Forty percent of the funds from the new incentive program will go toward communities in census tracts designated as disadvantaged communities (DAC) by the U.S. Department of Energy. Forty census tracts in Rhode Island are designated as DACs, primarily clustered in the urban core. It includes 20 tracts in Providence, 10 in Pawtucket, four in Central Falls, two in Cranston, and two in East Providence.
As proposed, the new incentives could cover between 50% and 100% of the total cost, including equipment, installation, and other necessary upgrades.
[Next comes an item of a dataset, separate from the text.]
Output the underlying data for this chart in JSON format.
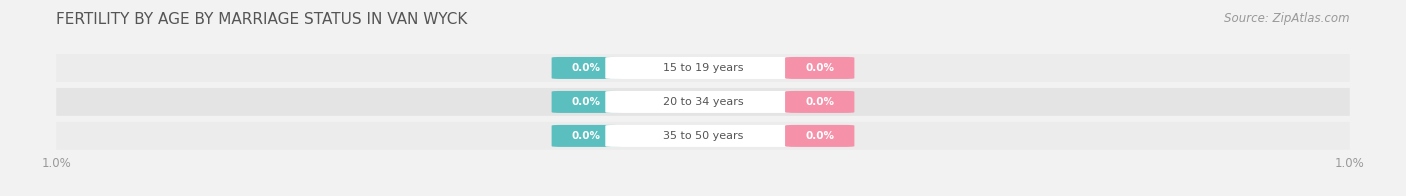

A 100% incentive will be automatically available to low-income residents enrolled in the Supplemental Nutrition Assistance Program (SNAP), Low-Income Home Energy Assistance Program (LIHEAP), Supplemental Security Income (SSI), Medicaid, Rhode Island Works, public assistance, or if they are a discounted rate customer to the utility.
Residents who live in a disadvantaged community are eligible for a 50% incentive.
OER said it expects the new program to go online sometime in winter 2023, with the final allocations for each incentive subject to change. Until the end of the month, the department is soliciting public comment and feedback on the program as drafted.